Fantasy Studs and Regression to the Mean
Kevin Rudy has recently written two great posts (here and here) about how fantasy football studs perform the following year. For any fantasy team manager, the results demonstrate how difficult it can be to predict player performance...pity the person with the first pick in a draft, who seems almost certain to not pick the best performer that year!
But why is this the case?
One cause is special circumstances such as injury...if you placed among the top fantasy performers, you were almost certainly injury-free or close to it for the entire season. So an injury the following year means you obviously will underperform relative to your standout year.
But the bigger reason is what is known as "regression to the mean."
The Meaning of "Regression to the Mean"
When some hear that phrase, they misinterpret it to mean that an individual will regress to the mean of all data...but that is certainly not the case. What it does mean, however, is that data will tend to regress back towards some expected value. Extreme data points—like the top-scoring RB in fantasy football in a given year—involve some amount of skill and some amount of luck. In the subsequent year it is not likely this year's top players will experience the same luck.
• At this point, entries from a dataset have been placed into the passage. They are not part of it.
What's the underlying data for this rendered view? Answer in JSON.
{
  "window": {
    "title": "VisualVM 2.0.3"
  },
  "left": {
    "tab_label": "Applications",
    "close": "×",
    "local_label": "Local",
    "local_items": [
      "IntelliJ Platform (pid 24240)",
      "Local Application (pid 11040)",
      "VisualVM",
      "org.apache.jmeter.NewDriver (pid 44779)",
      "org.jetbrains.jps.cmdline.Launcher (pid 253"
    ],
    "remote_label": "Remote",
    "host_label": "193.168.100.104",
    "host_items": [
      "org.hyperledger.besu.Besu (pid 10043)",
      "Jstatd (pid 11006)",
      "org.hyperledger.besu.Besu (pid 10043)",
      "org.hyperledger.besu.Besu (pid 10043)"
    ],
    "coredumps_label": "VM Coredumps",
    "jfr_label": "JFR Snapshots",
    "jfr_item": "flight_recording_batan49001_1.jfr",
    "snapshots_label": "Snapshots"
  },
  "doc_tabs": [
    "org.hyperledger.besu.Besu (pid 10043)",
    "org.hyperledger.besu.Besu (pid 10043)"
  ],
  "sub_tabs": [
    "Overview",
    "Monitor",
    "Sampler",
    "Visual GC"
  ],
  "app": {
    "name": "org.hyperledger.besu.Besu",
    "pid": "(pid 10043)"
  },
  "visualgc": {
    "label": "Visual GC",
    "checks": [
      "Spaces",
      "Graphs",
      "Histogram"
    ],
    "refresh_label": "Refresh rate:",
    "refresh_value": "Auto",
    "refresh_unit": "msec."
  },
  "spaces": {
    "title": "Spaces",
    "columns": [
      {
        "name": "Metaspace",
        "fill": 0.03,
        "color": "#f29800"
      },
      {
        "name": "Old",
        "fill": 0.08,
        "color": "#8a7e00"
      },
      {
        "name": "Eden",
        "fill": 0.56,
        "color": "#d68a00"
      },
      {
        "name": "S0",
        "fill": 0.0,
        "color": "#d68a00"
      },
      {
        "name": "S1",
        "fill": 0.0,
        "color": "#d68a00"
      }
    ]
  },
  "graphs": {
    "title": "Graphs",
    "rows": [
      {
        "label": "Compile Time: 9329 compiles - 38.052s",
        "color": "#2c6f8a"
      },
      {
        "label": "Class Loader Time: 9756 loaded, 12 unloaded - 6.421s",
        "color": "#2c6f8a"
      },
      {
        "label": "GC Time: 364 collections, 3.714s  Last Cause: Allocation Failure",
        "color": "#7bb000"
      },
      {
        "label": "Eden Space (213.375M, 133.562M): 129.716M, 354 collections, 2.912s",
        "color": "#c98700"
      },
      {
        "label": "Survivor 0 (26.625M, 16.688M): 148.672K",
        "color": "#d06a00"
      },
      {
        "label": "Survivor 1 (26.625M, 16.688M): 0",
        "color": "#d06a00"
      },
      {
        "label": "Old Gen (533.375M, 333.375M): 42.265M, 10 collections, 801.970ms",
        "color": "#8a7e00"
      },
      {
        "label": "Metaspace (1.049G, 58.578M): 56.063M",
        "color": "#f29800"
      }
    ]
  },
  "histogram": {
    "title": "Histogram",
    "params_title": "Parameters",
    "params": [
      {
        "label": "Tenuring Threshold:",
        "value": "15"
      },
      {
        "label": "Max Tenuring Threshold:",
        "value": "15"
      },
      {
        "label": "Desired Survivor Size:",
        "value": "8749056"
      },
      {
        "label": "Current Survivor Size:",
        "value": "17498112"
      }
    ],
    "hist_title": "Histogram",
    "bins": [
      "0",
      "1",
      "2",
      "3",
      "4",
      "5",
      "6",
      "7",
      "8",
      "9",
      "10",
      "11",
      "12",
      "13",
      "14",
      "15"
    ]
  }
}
Let me give some examples. Suppose we have an X that predicts a Y really well, with small error. A plot of that data in Minitab Statistical Software would look like this:
In this case, with very little error around the predicted values, the highest X value predicts the highest Y value, and as it turns out corresponds to the actual highest Y value. The 2nd highest X value corresponds to the 2nd highest Y value. While this won't always match exactly, the ranks won't tend to be very far off. In fantasy football terms, think of X as the player's true ability, Y the expected fantasy points, and the actual value to include the expected fantasy points plus or minus some amount of luck.
Now consider a more realistic scenario, where there is more moderate error ("luck"):
Now consider the point at the highest X value, which has the highest expected Y value...the actual Y value is only the 5th highest. The 2nd-highest X value corresponds to the highest observed Y value. The 2nd highest observed Y value? The corresponds to the 16th highest X value. So back to fantasy football, if the observed Y values are fantasy points for a given season then the top 3 performers had the 2nd, 15th, and 16th highest true abilities. Ignoring the myriad of other factors that would predict the next season (aging, a change to a new team, a new coach, different players around them, etc.), we would only expect one of these three to be in the top 3 in the subsequent season.
Regression to the Mean in Fantasy Football—and Real Life
To reiterate, "regression to the mean" does not mean each point is expected to return to the average Y value of the entire dataset—just that we would expect it to fall back to the predicted value indicated by the line. That 16th-best player that obtained the 2nd-highest point total would need another incredibly lucky season to repeat.
Of course, regression to the mean is all around us and not limited to fantasy football, and examples abound in news stories and especially articles about finance. So the next time you read "Home Prices Pull Back From Record Highs" or "Crime Rates Up From Three-Year Low" try to consider whether anything has really changed or whether the data are just showing regression to the mean with no underlying cause.
And good luck in your fantasy draft! Given regression to the mean, you'll need it.